Yes, I am 24. Thank you if you thought my age was anything other than under 21.
Given that I don't design as much anymore (or at least, right now), and that this website needs a serious overhaul, I've never forgotten my education and not a moment goes by that I don't miss design. Being a Front End Developer it's important for me to have a strong design knowledge in typography, colour theory and grids even though my job isn't design in the typical sense. I'd say that's just as important as a web designer understanding how we mark up their designs and style them as to give them understanding, and I'd say, for me, knowing design is much more important than knowing the hottest framework of the moment.
My skills lie in HTML, CSS, Sass, a smidge of jQuery, WordPress, as well as little bits of PHP, Git, and htaccess, but it doesn't mean I can't learn more and it doesn't mean that I need to learn more for the sake of it. Skill and intelligence is all very subjective but also what you want to do as a career, or need to do to fulfil your design objective, is important. Regardless of the skill set, whatever you know is always valuable, as I'm very sure not everyone knows how to use a preprocessor but can still write very strong CSS.

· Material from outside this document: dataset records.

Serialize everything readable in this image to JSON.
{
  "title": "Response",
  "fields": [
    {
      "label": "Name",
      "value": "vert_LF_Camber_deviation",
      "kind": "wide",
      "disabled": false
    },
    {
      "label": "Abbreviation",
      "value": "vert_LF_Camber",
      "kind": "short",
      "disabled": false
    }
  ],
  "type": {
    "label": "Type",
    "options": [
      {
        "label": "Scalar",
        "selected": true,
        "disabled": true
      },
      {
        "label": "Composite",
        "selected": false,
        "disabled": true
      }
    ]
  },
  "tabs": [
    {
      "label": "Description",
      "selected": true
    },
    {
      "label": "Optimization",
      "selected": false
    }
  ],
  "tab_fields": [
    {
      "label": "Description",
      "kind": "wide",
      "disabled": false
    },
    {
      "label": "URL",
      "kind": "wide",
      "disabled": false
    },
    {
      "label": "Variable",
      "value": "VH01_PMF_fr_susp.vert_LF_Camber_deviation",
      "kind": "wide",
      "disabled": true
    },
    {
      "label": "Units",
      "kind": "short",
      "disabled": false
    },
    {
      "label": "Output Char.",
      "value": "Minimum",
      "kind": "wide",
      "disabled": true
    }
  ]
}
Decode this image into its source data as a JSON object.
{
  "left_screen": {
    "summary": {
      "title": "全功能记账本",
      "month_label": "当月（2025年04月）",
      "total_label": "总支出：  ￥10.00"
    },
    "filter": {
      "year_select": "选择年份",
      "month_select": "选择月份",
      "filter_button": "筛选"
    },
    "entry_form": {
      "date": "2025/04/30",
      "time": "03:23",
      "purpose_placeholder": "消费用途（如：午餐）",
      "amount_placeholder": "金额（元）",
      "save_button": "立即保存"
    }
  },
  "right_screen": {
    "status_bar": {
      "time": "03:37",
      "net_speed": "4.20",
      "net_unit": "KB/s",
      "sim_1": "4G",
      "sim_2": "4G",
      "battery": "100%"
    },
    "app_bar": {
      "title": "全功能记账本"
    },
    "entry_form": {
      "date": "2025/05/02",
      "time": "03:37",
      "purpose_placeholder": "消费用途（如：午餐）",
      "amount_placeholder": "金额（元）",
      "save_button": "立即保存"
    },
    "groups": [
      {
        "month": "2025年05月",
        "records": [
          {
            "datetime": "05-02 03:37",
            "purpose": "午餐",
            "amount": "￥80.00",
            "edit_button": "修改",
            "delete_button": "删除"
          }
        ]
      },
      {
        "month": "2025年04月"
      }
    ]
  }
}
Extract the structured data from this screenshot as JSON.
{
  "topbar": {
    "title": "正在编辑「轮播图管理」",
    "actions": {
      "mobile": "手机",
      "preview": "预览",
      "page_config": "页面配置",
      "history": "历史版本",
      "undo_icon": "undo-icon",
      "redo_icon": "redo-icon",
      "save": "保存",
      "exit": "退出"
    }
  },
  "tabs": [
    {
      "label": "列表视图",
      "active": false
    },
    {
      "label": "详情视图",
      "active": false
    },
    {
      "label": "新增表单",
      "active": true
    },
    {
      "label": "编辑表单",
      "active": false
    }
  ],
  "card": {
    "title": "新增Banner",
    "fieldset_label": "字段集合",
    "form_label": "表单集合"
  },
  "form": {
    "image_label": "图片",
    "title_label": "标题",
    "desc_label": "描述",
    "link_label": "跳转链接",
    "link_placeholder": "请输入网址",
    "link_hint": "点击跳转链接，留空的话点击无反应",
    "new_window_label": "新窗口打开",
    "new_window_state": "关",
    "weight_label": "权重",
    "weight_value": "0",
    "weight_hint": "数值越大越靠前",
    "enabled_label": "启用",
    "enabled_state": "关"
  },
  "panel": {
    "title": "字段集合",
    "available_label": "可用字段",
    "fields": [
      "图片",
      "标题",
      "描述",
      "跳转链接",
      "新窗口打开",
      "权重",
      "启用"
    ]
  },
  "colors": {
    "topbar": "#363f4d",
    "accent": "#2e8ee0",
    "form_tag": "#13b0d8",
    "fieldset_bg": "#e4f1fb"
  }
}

In an opposing opinion towards Jeff Croft's Web Standards Killed The HTML Star, there will always be 'gurus', but as Zeldman has already expressed it's not a profession to be desired, only so many have made a living on their knowledge alone but they also have done other things besides. I don't see everyone having to know as many languages as possible as an intelligence standard in what we do; I think what we want to practice in, learn, and seek to achieve is more important than what someone else thinks is a serious requirement.
There are some necessities, which is why we have standards, but other than that it's really up to the developer in question as well as the project. As well as that it needn't be a massive time sink to learn and practice something new, like a CSS framework or snippet, or a CMS templating language, even something as essential as Git can be very simple to learn, given time. Learning comes from experience let alone a good book.
In conclusion, not every language, framework, CMS or tool is essential for a job but is important to understand design ideas and principle for a website to succeed, let alone following standards. Web Design will never go away, the design is what pushes and sells the website, but web standards, as ever-changing as they can be, can't be forgotten in order to make that experience possible.
No matter how young or old you are, yours skills and knowledge in design, web, and standards, will be desired somewhere, regardless of your level or your certificate in education. We're all unique in our own way, even in our own skills and intelligence, and I think that means more than learning something just for the sake of its existence.
John Locke said on January 7, 2014
Rightly said, Iain. Having a good grasp of design theory, grids, typography, and basic front-end is more important than being adept in framework-of-the-week.